A teenage boy accused of preparing acts of far-right terrorism rated himself as a nine or 10 on the “full-on Nazi Hitler” scale, a court has heard.
The 17-year-old, who cannot be named for legal reasons, was allegedly a member of the Feuerkrieg Division (FKD) neo-Nazi group and is accused of researching how to convert a blank-firing gun into a lethal weapon.
Birmingham Crown Court heard that in August last year, police found two knives, an air rifle and airsoft handgun, drawings and notes on gun modifications and metal items in his bedroom.
When interviewed by police two weeks later, the teenager allegedly admitted speaking to neo-Nazis online and discussing making firearms, but said it was “all a fantasy”.
Prosecutor Matthew Brook told the court: “When asked to put himself on a scale of one to 10, with 10 being ‘full-on Nazi Hitler’, he said he was a nine to 10.”
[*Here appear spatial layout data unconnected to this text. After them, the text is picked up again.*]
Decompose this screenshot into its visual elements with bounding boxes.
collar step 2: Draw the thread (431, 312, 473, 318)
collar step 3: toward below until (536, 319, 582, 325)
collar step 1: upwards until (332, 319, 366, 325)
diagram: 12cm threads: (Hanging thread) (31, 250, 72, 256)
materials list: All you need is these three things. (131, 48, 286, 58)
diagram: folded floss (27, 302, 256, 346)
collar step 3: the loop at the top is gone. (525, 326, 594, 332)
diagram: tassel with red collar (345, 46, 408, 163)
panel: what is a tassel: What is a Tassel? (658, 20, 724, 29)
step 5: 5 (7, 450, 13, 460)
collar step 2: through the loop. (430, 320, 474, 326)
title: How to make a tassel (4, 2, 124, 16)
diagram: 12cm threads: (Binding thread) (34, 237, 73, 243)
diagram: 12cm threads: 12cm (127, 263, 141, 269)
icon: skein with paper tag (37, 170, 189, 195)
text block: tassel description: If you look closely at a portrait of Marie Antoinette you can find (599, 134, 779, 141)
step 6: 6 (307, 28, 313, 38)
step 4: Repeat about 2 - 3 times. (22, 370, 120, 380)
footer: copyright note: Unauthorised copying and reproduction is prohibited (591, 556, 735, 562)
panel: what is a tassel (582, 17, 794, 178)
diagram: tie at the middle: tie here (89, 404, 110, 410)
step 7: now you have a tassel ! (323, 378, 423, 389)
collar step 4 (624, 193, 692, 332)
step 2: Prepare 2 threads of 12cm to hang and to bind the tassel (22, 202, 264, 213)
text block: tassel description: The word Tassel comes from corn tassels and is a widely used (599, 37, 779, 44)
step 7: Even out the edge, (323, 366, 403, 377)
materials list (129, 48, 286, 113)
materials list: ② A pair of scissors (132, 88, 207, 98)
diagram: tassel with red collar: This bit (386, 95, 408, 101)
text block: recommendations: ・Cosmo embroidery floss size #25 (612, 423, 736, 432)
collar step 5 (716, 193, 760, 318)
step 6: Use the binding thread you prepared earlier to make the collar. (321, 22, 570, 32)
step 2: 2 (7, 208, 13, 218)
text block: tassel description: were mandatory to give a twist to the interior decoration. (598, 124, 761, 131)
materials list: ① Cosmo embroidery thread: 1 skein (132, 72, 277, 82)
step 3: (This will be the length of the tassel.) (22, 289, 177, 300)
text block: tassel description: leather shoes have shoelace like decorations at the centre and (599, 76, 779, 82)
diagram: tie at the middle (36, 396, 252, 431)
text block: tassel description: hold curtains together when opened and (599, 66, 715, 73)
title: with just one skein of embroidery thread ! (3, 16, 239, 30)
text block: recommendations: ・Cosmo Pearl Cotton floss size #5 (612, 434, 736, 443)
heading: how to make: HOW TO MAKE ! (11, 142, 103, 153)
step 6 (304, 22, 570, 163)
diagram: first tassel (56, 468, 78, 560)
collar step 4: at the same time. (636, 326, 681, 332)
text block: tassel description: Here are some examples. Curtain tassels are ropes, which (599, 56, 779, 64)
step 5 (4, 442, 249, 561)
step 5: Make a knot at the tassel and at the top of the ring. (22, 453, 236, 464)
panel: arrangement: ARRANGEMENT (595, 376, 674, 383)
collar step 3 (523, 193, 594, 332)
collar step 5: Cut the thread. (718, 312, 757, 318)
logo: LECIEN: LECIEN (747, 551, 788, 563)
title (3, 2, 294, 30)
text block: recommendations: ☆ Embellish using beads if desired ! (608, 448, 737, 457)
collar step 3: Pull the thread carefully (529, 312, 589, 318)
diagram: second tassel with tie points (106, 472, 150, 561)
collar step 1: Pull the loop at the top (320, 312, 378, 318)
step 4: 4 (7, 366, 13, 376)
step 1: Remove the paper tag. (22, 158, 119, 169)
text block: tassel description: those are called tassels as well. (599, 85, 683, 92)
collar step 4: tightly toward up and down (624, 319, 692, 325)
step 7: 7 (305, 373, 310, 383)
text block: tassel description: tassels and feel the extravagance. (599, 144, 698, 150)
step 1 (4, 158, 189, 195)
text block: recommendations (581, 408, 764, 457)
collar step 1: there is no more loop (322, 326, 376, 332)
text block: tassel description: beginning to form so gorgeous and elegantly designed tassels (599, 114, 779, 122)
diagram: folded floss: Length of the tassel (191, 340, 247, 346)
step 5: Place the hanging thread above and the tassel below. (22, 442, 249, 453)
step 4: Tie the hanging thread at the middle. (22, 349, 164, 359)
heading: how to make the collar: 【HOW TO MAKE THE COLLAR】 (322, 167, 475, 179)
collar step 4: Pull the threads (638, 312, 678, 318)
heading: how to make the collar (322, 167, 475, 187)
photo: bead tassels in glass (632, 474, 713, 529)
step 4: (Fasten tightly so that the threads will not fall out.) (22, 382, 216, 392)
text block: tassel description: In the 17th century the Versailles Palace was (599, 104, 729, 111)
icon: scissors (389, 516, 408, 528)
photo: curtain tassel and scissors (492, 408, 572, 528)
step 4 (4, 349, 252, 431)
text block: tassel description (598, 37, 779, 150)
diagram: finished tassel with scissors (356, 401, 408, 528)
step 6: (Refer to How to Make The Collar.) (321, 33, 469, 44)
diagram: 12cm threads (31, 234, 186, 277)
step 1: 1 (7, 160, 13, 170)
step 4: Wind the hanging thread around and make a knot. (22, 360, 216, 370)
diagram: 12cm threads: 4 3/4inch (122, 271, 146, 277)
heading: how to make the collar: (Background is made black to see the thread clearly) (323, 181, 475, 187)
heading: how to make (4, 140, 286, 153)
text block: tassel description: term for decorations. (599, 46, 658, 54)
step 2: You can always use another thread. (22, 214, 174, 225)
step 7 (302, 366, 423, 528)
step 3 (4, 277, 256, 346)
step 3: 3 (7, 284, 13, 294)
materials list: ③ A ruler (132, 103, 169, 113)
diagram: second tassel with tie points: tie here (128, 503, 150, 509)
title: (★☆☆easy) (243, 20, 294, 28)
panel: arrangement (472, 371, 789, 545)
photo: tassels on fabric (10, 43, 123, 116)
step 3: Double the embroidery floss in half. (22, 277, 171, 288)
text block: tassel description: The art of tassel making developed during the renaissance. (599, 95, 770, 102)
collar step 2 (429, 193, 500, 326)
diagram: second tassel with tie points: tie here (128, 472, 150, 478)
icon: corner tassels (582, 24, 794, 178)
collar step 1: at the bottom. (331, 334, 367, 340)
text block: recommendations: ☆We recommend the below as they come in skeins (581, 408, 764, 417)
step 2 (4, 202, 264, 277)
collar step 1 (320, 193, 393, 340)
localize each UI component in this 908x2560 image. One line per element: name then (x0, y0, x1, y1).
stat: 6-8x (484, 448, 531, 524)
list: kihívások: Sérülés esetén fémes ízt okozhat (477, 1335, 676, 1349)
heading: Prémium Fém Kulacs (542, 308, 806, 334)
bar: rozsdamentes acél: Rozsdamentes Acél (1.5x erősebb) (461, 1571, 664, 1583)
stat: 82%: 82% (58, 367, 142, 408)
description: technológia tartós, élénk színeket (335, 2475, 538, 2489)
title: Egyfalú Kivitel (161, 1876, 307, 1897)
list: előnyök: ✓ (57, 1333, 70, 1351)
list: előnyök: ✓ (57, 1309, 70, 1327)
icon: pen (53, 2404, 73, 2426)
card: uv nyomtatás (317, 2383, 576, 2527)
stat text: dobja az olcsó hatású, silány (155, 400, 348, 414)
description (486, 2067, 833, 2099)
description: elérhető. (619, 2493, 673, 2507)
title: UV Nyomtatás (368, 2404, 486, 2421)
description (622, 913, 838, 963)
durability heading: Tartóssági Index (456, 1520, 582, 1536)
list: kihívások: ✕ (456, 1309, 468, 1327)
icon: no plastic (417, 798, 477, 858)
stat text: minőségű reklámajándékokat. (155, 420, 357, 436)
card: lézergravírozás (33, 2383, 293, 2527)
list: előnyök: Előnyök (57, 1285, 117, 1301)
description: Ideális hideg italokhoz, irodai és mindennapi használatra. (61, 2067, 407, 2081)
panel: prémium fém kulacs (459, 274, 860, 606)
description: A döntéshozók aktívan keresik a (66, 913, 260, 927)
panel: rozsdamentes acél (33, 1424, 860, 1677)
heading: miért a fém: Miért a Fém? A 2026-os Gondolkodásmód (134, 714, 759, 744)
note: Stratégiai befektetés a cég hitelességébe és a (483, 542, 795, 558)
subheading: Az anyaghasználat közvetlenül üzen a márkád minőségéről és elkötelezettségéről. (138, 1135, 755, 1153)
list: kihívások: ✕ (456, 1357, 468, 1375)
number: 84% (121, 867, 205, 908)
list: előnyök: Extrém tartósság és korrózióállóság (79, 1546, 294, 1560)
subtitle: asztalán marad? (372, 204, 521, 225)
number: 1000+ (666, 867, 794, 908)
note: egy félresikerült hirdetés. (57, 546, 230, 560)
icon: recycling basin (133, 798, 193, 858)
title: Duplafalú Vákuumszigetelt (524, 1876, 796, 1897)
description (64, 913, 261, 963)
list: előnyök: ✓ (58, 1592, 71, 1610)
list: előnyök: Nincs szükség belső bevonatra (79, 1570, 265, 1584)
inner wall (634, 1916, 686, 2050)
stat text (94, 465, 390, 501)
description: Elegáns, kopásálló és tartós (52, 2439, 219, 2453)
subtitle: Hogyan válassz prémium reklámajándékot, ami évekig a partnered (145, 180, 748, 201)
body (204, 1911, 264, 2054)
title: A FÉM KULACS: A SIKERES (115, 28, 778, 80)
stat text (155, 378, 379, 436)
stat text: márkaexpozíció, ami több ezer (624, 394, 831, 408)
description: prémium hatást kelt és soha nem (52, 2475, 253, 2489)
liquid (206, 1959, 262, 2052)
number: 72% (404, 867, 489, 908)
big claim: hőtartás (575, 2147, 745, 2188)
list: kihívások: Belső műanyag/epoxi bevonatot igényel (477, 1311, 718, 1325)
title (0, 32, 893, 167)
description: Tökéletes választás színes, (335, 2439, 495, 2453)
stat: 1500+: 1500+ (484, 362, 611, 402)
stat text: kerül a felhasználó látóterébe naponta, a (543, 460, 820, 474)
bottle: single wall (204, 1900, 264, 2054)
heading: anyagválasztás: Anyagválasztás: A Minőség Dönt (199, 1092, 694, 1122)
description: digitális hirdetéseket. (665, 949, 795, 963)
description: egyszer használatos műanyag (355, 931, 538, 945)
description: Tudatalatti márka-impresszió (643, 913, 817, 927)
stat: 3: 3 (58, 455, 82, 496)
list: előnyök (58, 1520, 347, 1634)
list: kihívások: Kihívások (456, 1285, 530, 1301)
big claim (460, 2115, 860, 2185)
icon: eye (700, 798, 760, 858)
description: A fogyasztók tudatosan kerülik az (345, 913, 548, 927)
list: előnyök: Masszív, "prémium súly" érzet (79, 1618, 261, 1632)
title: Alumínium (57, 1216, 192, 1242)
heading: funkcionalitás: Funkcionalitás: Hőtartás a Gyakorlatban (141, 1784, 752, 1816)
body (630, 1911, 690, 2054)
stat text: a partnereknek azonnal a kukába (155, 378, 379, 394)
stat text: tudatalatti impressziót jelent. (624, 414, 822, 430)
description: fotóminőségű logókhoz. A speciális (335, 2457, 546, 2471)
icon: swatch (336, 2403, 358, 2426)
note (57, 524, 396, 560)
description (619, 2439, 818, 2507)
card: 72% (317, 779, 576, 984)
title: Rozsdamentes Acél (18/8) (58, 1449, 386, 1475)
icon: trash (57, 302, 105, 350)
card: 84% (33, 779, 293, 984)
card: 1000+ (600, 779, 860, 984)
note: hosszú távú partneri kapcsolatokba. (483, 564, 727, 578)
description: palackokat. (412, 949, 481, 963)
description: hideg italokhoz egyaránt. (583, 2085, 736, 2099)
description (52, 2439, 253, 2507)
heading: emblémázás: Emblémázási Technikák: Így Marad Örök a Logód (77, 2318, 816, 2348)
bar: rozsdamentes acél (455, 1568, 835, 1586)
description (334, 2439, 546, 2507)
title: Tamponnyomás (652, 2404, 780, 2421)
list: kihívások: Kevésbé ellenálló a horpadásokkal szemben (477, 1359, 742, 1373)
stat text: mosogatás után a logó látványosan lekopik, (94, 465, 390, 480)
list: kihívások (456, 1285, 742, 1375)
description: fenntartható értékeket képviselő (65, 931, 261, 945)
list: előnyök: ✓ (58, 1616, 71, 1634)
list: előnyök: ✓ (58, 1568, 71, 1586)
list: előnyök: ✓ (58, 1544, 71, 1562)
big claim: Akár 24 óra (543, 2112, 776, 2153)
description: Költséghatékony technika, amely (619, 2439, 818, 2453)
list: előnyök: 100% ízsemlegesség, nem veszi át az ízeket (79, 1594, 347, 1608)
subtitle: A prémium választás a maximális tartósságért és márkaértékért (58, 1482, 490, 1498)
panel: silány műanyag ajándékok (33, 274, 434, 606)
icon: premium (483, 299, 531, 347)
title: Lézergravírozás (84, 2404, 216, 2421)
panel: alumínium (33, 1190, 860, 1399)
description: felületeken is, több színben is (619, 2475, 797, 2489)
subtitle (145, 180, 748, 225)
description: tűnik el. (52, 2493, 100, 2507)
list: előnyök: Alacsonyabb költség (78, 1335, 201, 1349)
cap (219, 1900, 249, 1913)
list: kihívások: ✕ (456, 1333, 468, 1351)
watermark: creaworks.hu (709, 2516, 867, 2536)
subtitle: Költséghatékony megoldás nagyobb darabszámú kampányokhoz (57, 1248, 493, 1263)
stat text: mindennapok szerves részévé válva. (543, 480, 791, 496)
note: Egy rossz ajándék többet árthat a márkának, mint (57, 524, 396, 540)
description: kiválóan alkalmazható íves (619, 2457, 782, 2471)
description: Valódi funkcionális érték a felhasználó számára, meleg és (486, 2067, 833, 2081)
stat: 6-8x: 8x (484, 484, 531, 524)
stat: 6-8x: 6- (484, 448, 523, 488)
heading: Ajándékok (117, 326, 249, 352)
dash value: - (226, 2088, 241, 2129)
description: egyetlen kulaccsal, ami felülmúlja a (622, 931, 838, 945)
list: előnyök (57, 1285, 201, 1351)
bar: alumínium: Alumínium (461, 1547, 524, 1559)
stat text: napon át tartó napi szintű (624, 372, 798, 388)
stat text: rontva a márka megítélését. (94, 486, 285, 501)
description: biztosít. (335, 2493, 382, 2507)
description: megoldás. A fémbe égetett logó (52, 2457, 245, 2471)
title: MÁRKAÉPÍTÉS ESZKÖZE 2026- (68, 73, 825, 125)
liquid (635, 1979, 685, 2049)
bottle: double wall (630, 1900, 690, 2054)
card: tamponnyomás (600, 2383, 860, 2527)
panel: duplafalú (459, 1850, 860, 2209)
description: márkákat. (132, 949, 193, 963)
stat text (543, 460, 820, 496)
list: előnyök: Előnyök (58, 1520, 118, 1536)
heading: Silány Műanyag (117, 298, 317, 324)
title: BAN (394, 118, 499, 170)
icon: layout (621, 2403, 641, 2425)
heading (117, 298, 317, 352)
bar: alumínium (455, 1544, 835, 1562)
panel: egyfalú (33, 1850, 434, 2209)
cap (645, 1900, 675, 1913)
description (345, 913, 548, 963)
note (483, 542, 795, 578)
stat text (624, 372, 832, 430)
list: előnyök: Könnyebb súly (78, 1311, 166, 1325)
The boy allegedly said that he had believed a race war would soon begin and had “held right-wing views for a number of years”.
“He said to the police that ... he had recently been talking to more extreme people,” Mr Brook told jurors.
"He claimed that, although he had been discussing with these people about converting guns, it had in fact all been a fantasy and he had not done anything in the real world."
Jurors were shown photographs of items found in the youth's home, including two knives, a rubber practice knife, a face-mask featuring an image of a skull, and a piece of aluminium pipe.
Sketches of home-made gun designs and one of a DIY shotgun shell were also found in a notebook, the court heard.
The boy told police the sketches found were "just doodles" or "venting", while claiming his online chats were "a game" and had been "pure fantasy".
Mr Brook said the boy claimed not to have been preparing for acts of terrorism, but added: "What the prosecution say is that the defendant was associating himself with extreme right-wing groups who saw acts of terrorism, such as so-called lone wolf shootings, as good.
"He shared their ideology and shared their view that action should be taken to accelerate the race war.
"He gave practical advice about guns, to people he believed had the same extreme right-wing ideology as him. Why? Because he wanted people to act - to arm themselves with guns and to use them.
"The prosecution do not have to prove which specific act of terrorism the defendant either intended to commit himself, or what specific act of terrorism he intended the people he was assisting to commit.
"But it amounts to people arming themselves, with guns or other weapons, to commit acts of violence for ideological extreme right-wing reasons. That was what he was taking steps to prepare for, before, thankfully, the police intervened."
The defendant was not present in court for the third day of his trial on Thursday. Judge Paul Farrer QC told the court the youth had chosen not to attend, and instructed jurors not to hold his absence against him.
The court previously heard that the defendant said he was “getting armed and getting in shape” in an online chat.
In a “test” to join FKD, the boy allegedly wrote that Jewish people “must be eradicated”, called fascism “the pursuit of restoring the natural order” and said he wanted to “go out there and provoke” a race war.
The jury heard that the teenager and other members of FKD praised Anders Breivik, the white supremacist who massacred 77 people in Norway in 2011, and called him a “saint”.
The defendant is also accused of praising the Christchurch terrorist Brenton Tarrant, and had a recording of the shootings he carried out at two mosques last year on his phone.
He denies preparing terrorist acts between April and September last year. The trial continues.